Depuis le 4 février, le Dr Clément Levy reçoit ses patients dans son cabinet flambant neuf de Charleval-en-Provence (Bouches-du-Rhône). Le jeune généraliste de 32 ans a répondu à l’appel de ce petit village situé à une quarantaine de kilomètres d’Aix-en-Provence, dont il est originaire.

Après le départ à la retraite d’un médecin au printemps dernier, la mairie recherchait un successeur. Après plusieurs mois de recherches infructueuses, le maire a opté pour une solution originale : le salariat. Les candidatures ont alors afflué. « On a en a reçu 23, dont 4 étaient éligibles » raconte au « Quotidien », Yves Wigt, le maire de la commune. C’est finalement le Dr Levy qui signera un contrat à durée déterminée de 3 ans. Le médecin n’est pas fonctionnaire, mais contractuel de la fonction publique.

35 heures, congés payés… et des conditions d'exercice favorables

Pour quel salaire ? Ni le médecin ni le maire ne le diront. Mais « Il a fallu qu’on mette les moyens pour le faire venir, reconnaît l’élu. Et on a tout mis en œuvre pour qu’il se consacre à 100 % à son métier. » De fait, le généraliste disposera d’une secrétaire pour gérer les rendez-vous, encaisser les honoraires. Tous les frais du cabinet sont pris en charge par la commune.

Le Dr Levy reconnaît que ces conditions l’ont séduit. « Ce qui a compté, c’est le confort d’exercice et la qualité des soins. Et puis il y a les avantages du salariat », explique le généraliste. Les 35 heures, les congés payés, la sécurité en cas de maladie, des horaires fixes, le paiement des heures supplémentaires…

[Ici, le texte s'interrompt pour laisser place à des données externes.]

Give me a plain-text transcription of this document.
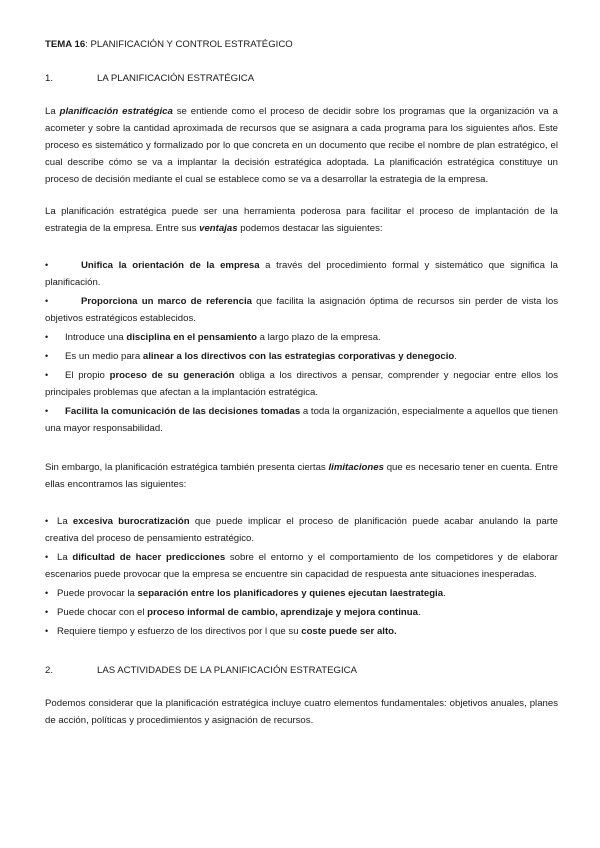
TEMA 16: PLANIFICACIÓN Y CONTROL ESTRATÉGICO
1.	LA PLANIFICACIÓN ESTRATÉGICA

La planificación estratégica se entiende como el proceso de decidir sobre los programas que la organización va a acometer y sobre la cantidad aproximada de recursos que se asignara a cada programa para los siguientes años. Este proceso es sistemático y formalizado por lo que concreta en un documento que recibe el nombre de plan estratégico, el cual describe cómo se va a implantar la decisión estratégica adoptada. La planificación estratégica constituye un proceso de decisión mediante el cual se establece como se va a desarrollar la estrategia de la empresa.

La planificación estratégica puede ser una herramienta poderosa para facilitar el proceso de implantación de la estrategia de la empresa. Entre sus ventajas podemos destacar las siguientes:

•	Unifica la orientación de la empresa a través del procedimiento formal y sistemático que significa la planificación.
•	Proporciona un marco de referencia que facilita la asignación óptima de recursos sin perder de vista los objetivos estratégicos establecidos.
• Introduce una disciplina en el pensamiento a largo plazo de la empresa.
• Es un medio para alinear a los directivos con las estrategias corporativas y denegocio.
• El propio proceso de su generación obliga a los directivos a pensar, comprender y negociar entre ellos los principales problemas que afectan a la implantación estratégica.
• Facilita la comunicación de las decisiones tomadas a toda la organización, especialmente a aquellos que tienen una mayor responsabilidad.

Sin embargo, la planificación estratégica también presenta ciertas limitaciones que es necesario tener en cuenta. Entre ellas encontramos las siguientes:

• La excesiva burocratización que puede implicar el proceso de planificación puede acabar anulando la parte creativa del proceso de pensamiento estratégico.
• La dificultad de hacer predicciones sobre el entorno y el comportamiento de los competidores y de elaborar escenarios puede provocar que la empresa se encuentre sin capacidad de respuesta ante situaciones inesperadas.
• Puede provocar la separación entre los planificadores y quienes ejecutan laestrategia.
• Puede chocar con el proceso informal de cambio, aprendizaje y mejora continua.
• Requiere tiempo y esfuerzo de los directivos por l que su coste puede ser alto.
2.	LAS ACTIVIDADES DE LA PLANIFICACIÓN ESTRATEGICA

Podemos considerar que la planificación estratégica incluye cuatro elementos fundamentales: objetivos anuales, planes de acción, políticas y procedimientos y asignación de recursos.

Pourtant, le jeune homme n’envisageait pas spécialement le salariat avant de franchir le pas. Depuis un an, il exerçait plusieurs jours par semaine en tant que remplaçant et assurait des gardes dans une clinique de rééducation la nuit et le week-end.

« J'étais prêt à m'installer en libéral »

« Je m’étais posé la question d’un poste hospitalier. Mais je me suis aperçu que je tenais trop à l’exercice libéral et à la médecine de ville. J’étais prêt à m’installer, ça ne me faisait pas peur, bien au contraire. J’aurais fait ça à ma sauce », raconte le Dr Levy. Puis la proposition de Charleval s’est présentée comme une opportunité. « C’est une solution hybride entre le libéral et le salariat, explique le médecin. On gagne sans doute un peu moins qu’en libéral, on est un peu plus bridé, mais on gagne en confort de travail. C’est un choix. »

La mairie devra mettre la main à la poche, au moins dans les premiers temps pour s’offrir les services du Dr Levy. Si la commune encaissera ses honoraires, elle devra subventionner l’exercice. « Au début, nous tablons sur 20 à 25 actes par jour. Cela devrait nous coûter près de 20 000 euros la première année. Mais ça baissera si le cabinet monte en puissance », anticipe le maire. Yves Wigt est optimiste. Une semaine avant l’entrée en fonction du Dr Levy, le planning du cabinet était plein pour les quatre premiers jours.